Jeff McLaughlin helped Tim Webb assemble the core system, which included an Apogee Ensemble, additional Presonus preamps, a lunchbox full of JLM Audio pres, and Opera Australia chipped in some DPA clip-on mics. Webb preferred the sound of the Rode NT2/Audio-Technica AT2021 MS configuration, with a spaced pair of AT2020s.

Barkly Regional Arts’ involvement in this project is a fine example of a well-executed, government-sponsored program that breeds promising, home-grown talent. 

Tim Webb: “This kind of project wouldn’t have happened without the Barkly Regional Arts. They’ve been in the Barkly region working with artists for a long time, and more recently supporting the development of musicians with the Winanjjikari Music Centre, and offering training and employment opportunities for local Aboriginal musicians. They oversaw this entire project, from sourcing funding through the NT government, to administering and organising the live events. Their work is what makes special projects like these possible.”


All tracking was done live. That posed some challenges in tackling monitoring and controlling spill. “I made a conscious decision to not use headphones,” says Webb. “We just wanted everyone to feel comfortable. We had three wedges — one in front of both Ray and Eleanor. The orchestra was having a little trouble timing to the guitar, so I put another under the MS pair. That meant we ended up with a bit of guitar and vocal spill in the orchestra recordings, and if you listen very carefully there’s ambient spill like birds in the background. Notwithstanding the actual chamber orchestra sounds have come through how we wanted. It’s bush recording, and we were trying to get a high quality product in a less-than-ideal situation.”

The acoustic guitar was miked with a Neumann TLM102 shielded with a Kaotica Eyeball for isolation. Both Ray and Eleanor sang into Rode NT1s for vocals, most of which were for guides.

Webb: “Ray and Eleanor have a distinctive, accomplished sound. They sing really nice harmonies, which I don’t often hear from other bands in this region, so having the strings was very complimentary. There were a couple of moments tracking when Ray became very emotionally moved by the music and had to stop and have a drink of water. Those were beautiful moments, seeing the success of the collaboration first-hand.”


Tim Webb has been a Tennant Creek local for over 10 years, with most of his time spent teaching music to school children. Audio engineering is another arrow in his quiver, and his portable recording setup, WindUp Studio, has seen many clients recorded in unconventional spaces — lounge rooms, community halls, live gigs. Besides NT, Webb has operated in NSW and Victoria.



In all, six of Rayella’s original songs were recorded during the Opera Australia group visit, most of which were tracked as single takes.
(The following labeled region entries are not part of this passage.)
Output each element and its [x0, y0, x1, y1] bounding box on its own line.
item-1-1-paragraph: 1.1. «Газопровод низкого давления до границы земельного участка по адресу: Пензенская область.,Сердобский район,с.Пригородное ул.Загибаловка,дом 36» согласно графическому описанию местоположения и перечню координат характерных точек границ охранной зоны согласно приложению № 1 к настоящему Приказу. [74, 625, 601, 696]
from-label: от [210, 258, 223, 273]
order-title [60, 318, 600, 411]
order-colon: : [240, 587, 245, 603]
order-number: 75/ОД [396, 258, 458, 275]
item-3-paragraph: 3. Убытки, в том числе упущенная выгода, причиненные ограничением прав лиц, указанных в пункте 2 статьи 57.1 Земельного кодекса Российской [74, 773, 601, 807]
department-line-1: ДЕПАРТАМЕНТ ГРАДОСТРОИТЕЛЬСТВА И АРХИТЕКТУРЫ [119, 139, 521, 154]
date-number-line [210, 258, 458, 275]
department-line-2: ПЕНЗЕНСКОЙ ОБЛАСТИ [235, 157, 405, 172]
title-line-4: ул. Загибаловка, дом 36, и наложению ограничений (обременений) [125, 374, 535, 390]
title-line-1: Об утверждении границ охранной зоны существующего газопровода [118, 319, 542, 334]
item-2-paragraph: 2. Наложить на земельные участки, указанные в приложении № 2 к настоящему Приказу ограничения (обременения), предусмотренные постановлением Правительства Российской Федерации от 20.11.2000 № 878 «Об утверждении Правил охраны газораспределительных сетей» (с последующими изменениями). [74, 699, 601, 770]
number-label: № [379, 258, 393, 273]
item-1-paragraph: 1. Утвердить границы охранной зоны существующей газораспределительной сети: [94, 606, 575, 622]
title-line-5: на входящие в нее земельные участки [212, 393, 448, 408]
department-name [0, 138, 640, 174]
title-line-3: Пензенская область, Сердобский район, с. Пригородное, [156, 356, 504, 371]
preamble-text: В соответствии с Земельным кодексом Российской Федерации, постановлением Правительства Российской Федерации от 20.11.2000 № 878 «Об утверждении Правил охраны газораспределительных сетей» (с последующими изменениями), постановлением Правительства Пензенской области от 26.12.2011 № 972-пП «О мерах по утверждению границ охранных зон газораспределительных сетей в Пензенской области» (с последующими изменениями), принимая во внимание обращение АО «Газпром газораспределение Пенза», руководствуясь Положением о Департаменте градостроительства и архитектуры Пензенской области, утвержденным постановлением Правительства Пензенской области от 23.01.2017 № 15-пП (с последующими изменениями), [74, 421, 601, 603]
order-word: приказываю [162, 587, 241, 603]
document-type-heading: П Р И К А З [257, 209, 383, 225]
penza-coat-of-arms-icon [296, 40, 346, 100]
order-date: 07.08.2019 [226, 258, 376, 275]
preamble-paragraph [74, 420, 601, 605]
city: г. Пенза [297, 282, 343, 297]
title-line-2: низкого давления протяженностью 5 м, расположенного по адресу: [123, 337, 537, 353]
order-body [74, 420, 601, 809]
Mixing is underway and will be completed mostly in-house.

After an intense week rehearsing and recording, both Rayella and the Opera Australia members performed at a live celebration event on the Friday evening, put on by Barkly Regional Arts to celebrate the state’s Territory Day — which was followed by fireworks and general NT frivolity… beer, crocs, etc.

To coincide with the EP release, and to continue the relationship between Barkly Regional Arts, Rayella, and Opera Australia, the duo will be performing at Wick Studios in Brunswick, Melbourne from 7pm on Saturday, November 19th.